Rod Dreher is evidently getting nasty email.
Some misguided soul told him that his attacks on Palin make him a bad man and a bad Christian.
This is a stupid thing to say. Rod Dreher (as I have said many times) is an excellent writer, an interesting thinker, and (so far as I can tell) works hard to be a good Christian. We need more of this sort in the new media not less.
However, Dreher has made bad arguments about Palin. He has made a very, very harsh judgment about her based on very little evidence. His argument is, in fact, based on superficial qualities. He has allowed two media interviews to trump her record as governor of Alaska. He never quite describes why he believes failure in two interviews should trump this record. Yesterday he linked to a piece on Palin which claimed that the writer knew Palin was dim because of his experience on a college debate team!

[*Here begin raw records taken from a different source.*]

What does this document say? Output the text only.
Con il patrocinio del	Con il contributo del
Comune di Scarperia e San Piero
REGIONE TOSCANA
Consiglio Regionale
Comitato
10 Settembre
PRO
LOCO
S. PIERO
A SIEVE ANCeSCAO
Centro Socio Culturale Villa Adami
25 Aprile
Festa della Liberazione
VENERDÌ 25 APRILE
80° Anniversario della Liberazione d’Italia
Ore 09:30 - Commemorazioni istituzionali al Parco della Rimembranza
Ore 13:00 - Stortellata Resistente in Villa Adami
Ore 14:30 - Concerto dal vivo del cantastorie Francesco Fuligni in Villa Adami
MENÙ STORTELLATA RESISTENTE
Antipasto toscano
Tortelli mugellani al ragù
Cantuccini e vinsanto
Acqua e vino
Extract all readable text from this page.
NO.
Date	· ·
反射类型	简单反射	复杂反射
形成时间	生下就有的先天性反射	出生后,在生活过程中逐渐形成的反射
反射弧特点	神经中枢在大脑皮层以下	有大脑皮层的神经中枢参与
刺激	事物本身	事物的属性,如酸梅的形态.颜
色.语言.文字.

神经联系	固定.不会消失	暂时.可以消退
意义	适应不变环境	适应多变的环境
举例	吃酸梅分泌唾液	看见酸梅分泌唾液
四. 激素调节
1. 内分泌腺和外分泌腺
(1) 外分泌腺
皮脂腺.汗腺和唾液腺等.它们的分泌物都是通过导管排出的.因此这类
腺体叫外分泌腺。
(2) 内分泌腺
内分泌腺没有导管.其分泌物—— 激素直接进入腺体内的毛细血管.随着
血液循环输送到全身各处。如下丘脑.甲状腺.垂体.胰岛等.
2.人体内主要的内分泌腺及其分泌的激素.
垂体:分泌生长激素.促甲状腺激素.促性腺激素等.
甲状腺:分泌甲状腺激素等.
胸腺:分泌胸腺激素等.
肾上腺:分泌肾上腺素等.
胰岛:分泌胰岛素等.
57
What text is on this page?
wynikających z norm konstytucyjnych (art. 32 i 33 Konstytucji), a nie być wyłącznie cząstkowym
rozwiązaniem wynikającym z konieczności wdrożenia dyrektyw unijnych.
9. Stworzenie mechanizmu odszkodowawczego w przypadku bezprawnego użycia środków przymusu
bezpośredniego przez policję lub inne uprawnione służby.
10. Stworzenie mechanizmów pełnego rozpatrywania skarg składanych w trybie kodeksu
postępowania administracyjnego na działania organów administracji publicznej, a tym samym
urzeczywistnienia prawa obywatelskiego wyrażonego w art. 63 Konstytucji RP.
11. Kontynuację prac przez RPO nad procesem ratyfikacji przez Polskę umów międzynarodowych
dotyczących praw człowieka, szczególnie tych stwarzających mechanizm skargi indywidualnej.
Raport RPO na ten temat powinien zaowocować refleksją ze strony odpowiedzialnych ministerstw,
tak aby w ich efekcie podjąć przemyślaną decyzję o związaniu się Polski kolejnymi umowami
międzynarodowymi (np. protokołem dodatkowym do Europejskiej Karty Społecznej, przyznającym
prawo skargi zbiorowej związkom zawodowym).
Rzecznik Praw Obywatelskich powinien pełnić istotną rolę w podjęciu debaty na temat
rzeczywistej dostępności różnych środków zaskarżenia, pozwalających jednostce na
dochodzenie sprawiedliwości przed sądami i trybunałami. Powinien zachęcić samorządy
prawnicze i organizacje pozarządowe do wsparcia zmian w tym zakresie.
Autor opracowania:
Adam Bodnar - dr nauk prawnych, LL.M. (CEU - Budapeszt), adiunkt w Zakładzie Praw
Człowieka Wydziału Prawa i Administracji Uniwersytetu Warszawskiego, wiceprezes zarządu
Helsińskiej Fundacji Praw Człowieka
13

This is an uncharitable take on Palin, in my opinion, but (given politics) hardly a Crime Against Humanity.
In fact, a focus on extreme or foolish reactions to his opinion may be (just a bit) self-serving on Dreher’s part. It reminds me (a little) of this Kathleen Parker column where she is shocked to discover that conservatives who like Palin may not want to pay her to speak to them. Having received national exposure for attacking Palin (actually suggesting she leave the ticket!), Parker received piles of noxious email.
As someone who has been on the receiving end of such email, I can sympathize. As I have argued in New Media Frontier and in at God Blog Convention, such discourse (as Parker says) is bad for the Republic, hurtful, and wrong. This is an important point and Parker should make it.
I think, however, that Parker takes her point too far.
She writes:
Such extreme partisanship has a crippling effect on government, which may be desirable at times, but not now. More important in the long term is the less tangible effect of stifling free speech. My mail paints an ugly picture and a bleak future if we do not soon correct ourselves.
The picture is this: Anyone who dares express an opinion that runs counter to the party line will be silenced. That doesn’t sound American to me, but Stalin would approve.
Readers have every right to reject my opinion. But when we decide that a person is a traitor and should die for having an opinion different from one’s own, we cross into territory that puts all freedoms at risk. (I hear you, Dixie Chicks.)
I’m sure it is coincidence that, upon the Palin column’s publication, a conservative organization canceled a speech I was scheduled to deliver in a few days. If I were as paranoid as the conspiracy theorists are, I might wonder whether I was being punished for speaking incorrectly.
Comparisons to Stalin seem more than a bit strong . . . and the entire column mostly ignores the constructive criticisms she has received (to her actual arguments). I am pretty sure that we need no conspiracy or extreme partisanship to say that when you write things that people don’t like they are not happy with it and may not want to pay to hear you in the white heat of a presidential campaign.
Your right to disagree inside a movement does not equal a right to have the people you castigate applaud you. Perhaps we should do so, but it would be easier if Parker’s arguments hadn’t been so bad and her prose so condescending to those who disagree.
Nothing she wrote (or could write) could justify hate mail or threats, however. There is a fringe to conservatives and to Christianity that has forgotten the law of love and the importance of some intellectual diversity to the health of any movement. Saying this is wrong is obvious, but it must be said.
Where does that leave us?
Dreher obviously is a fine conservative, but that is not the issue and should never be the issue.
(I don’t know enough about Parker to comment, but she certainly has a right to her opinions.)
People who make support for Governor Palin a litmus test for his crunchy goodness or Christianity are wrong. Dreher wrote an excellent and moving piece on the Great Depression yesterday that everybody should read.
Learning to have strong disagreements without going too far is important . . . and hopefully my own work can model that however imperfectly.
The issue is not even to discuss Dreher’s personal psychology. Why did he come to such a tough opinion on Governor Palin with so little evidence? Has he over learned his (putative) lessons of the Bush years?
That is not the important thing.
What does matter is whether his arguments about Palin work. They do not and Dreher has yet to define his assumptions (”What is the knowledge that history shows a leader needs in America?”) or defend his thesis that interview skills are more telling than governing accomplishments. Why value words over deeds?